Nick McCoy trains like any other athlete.
"It's your will that gets you through it," said the former Army staff sergeant, who lost parts of both legs and severely injured his left arm in an IED explosion in Iraq in December 2006.
"When I'm out here on the track, I don't necessarily think about anything I have to overcome," he said.
He settles in to his racing wheelchair at the Wheatley Heights sports complex, getting ready for another grueling workout for his events, the 100M, 200M and 400M dashes. The Pennsylvania native is one of a handful of military transplants who have made San Antonio home and are working out at the complex hoping to make the US Paralympic team.
"I love competing like this. I love the competition, I love the camaraderie you get," said Kate Callahan, a paraplegic who's already competed at the world championships in discus, shot put and javelin after only two years of competing. "There is no reason to say no I can't."
A former track athlete in high school, Callahan was re-introduced to competition through her recreational therapy at the VA.
"When I went to my first event and saw the competition that there was actually athletes in chairs with disabilities and amputees and I was like, 'Wow! OK, I want to get to that level.'" adds Josue Lopez, a paraplegic who competes in regional events in the discus and javelin four to five times a year.

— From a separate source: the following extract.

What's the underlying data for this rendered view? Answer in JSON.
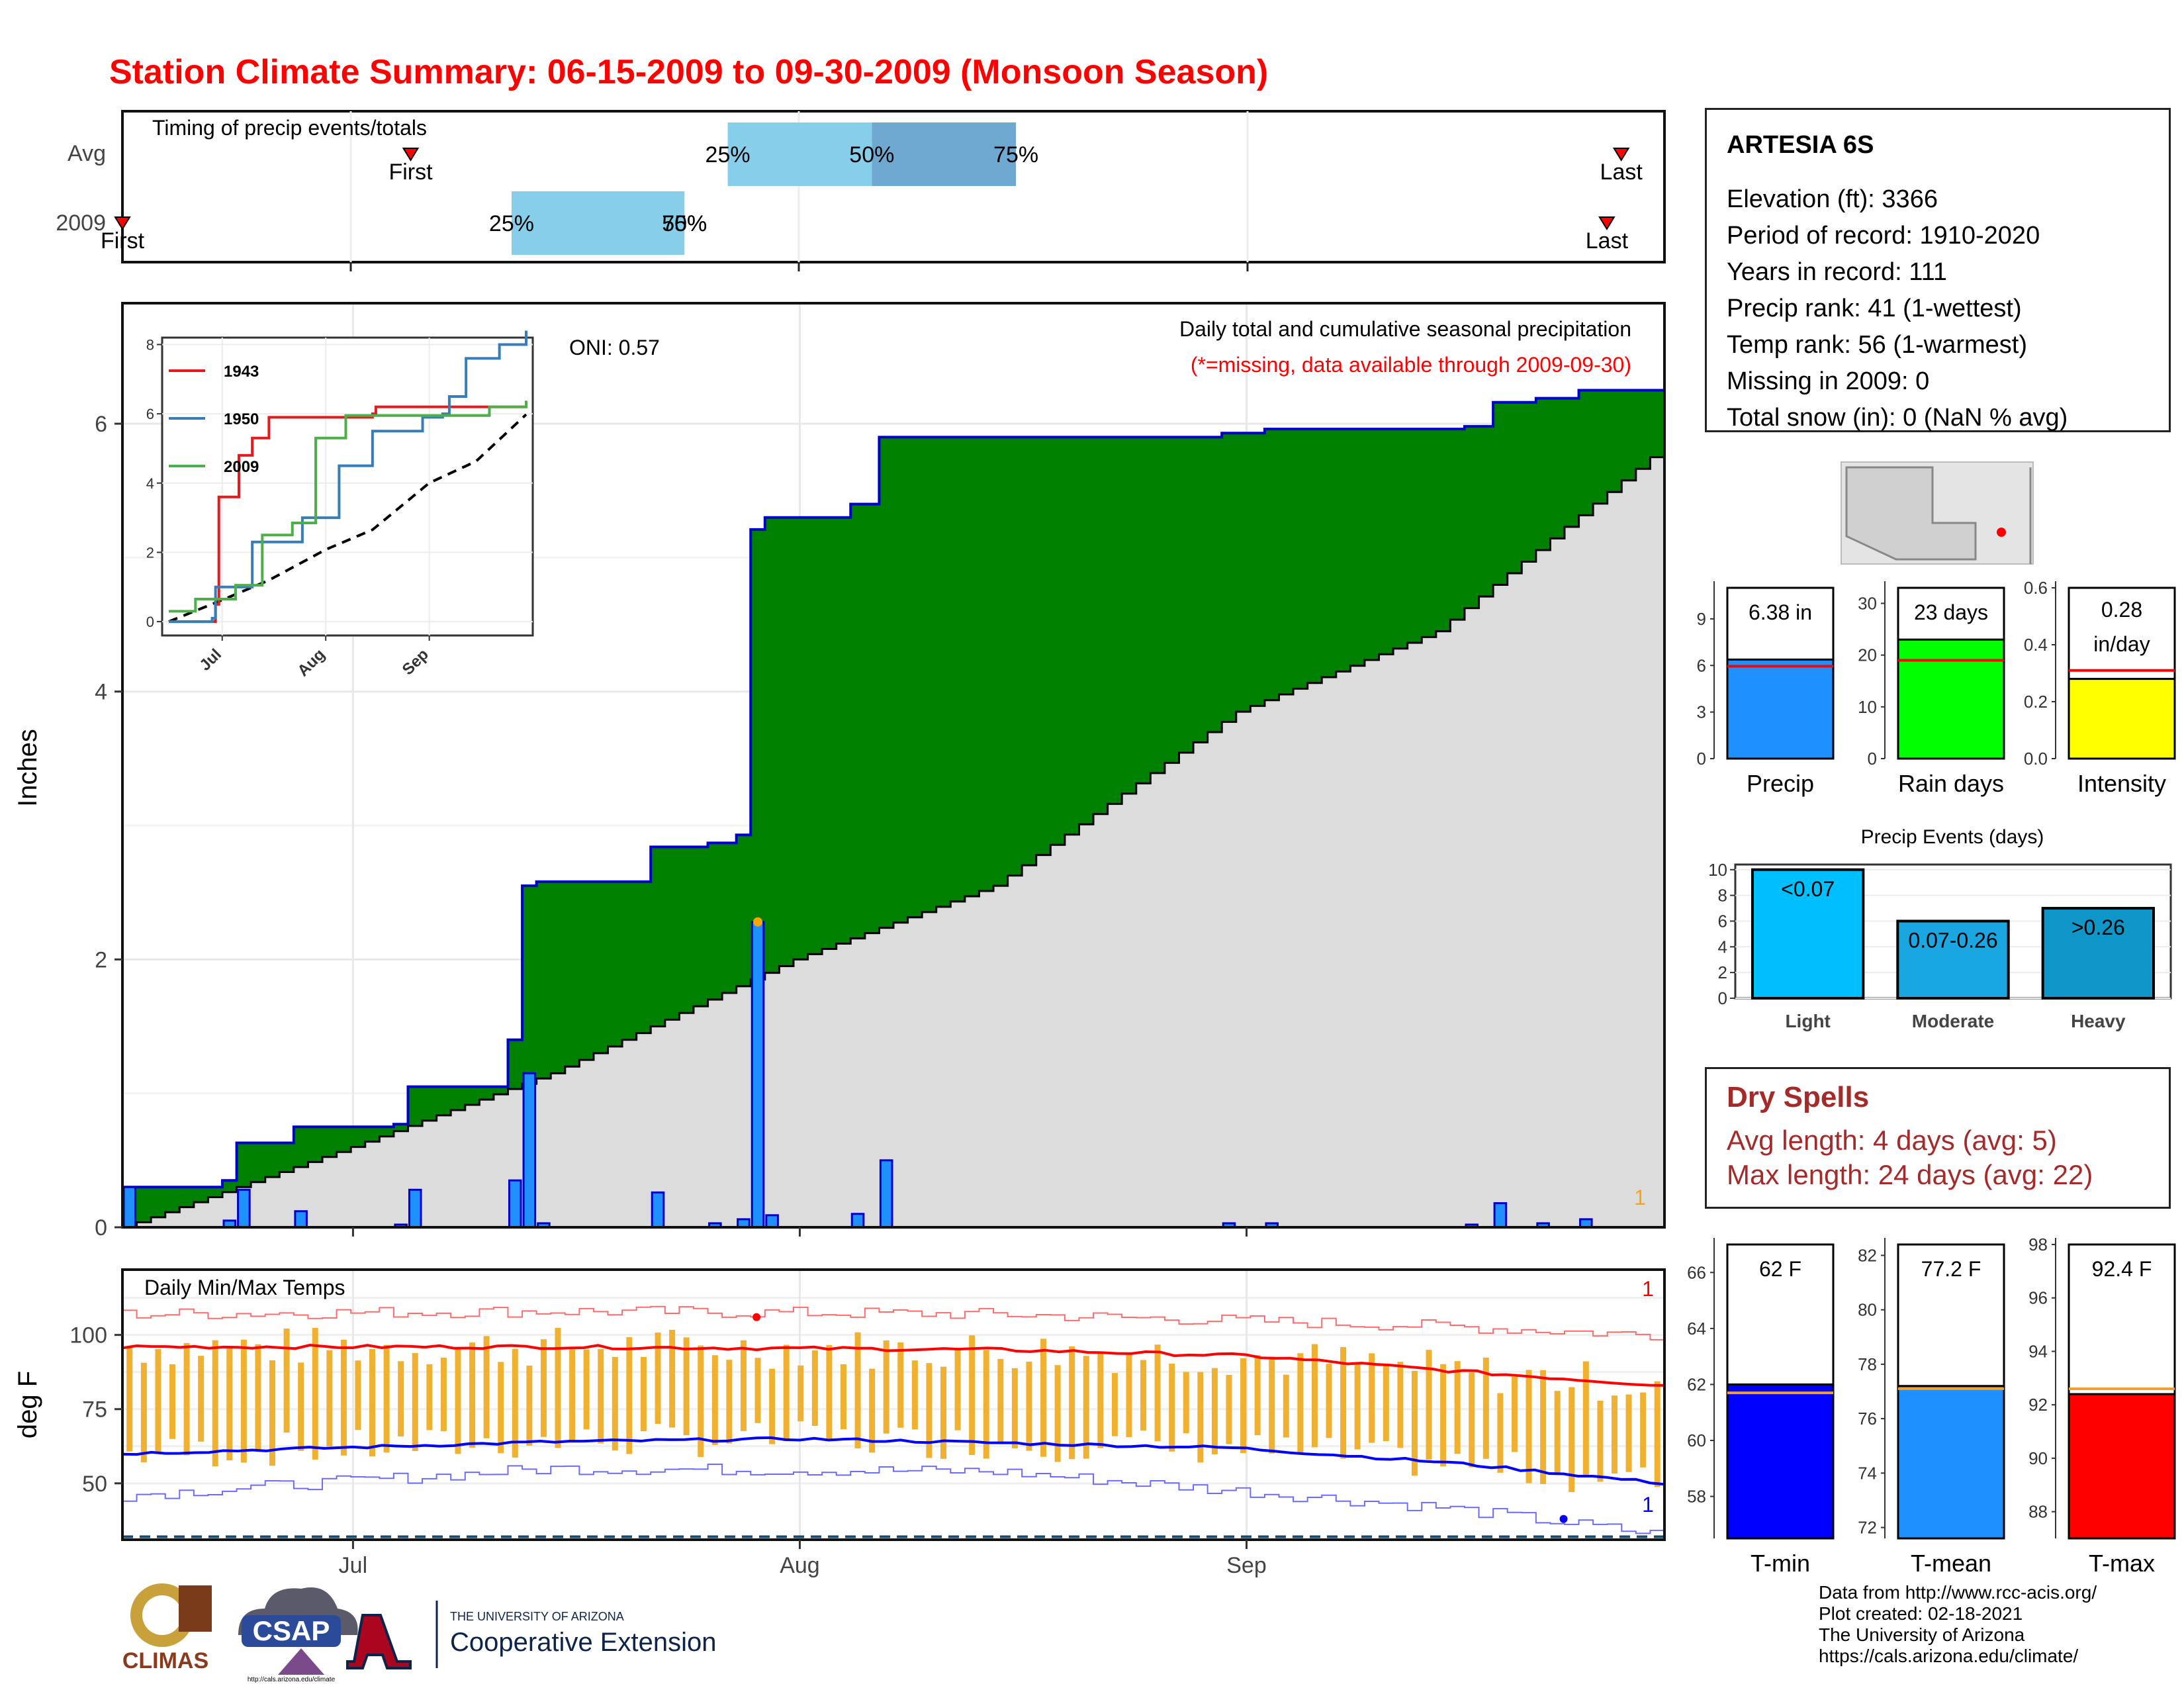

Most of the athletes are out here because of their competitive nature. The US Paralympic Track trials begin June 29 in Indianapolis and unlike the stadium they practice in, the one there will be full of cheering fans. Yet none of them do it for the cheers or accolades.
"The biggest thing is I get to represent my country again," said McCoy. "I get to wear a jersey that has the American flag on it. To me, that means everything. It's the world to me."
"I'd be wearing the USA uniform again which is something I miss from being in the service for 18 years," adds Callahan.
And while all three have already served their country, they hope to serve as inspiration again, this time to other disabled veterans.
"Everybody's got their shortcomings, disabilities," said McCoy. "Whether it be mental or physical, everybody's got a limitation."
"A lot of veterans are out there at home and they don't know that you can come out here and compete," added Lopez. "There might be some super athlete sitting at home that doesn't know that he can compete."
The 2012 Paralympics are in London and run August 29-Sept. 9.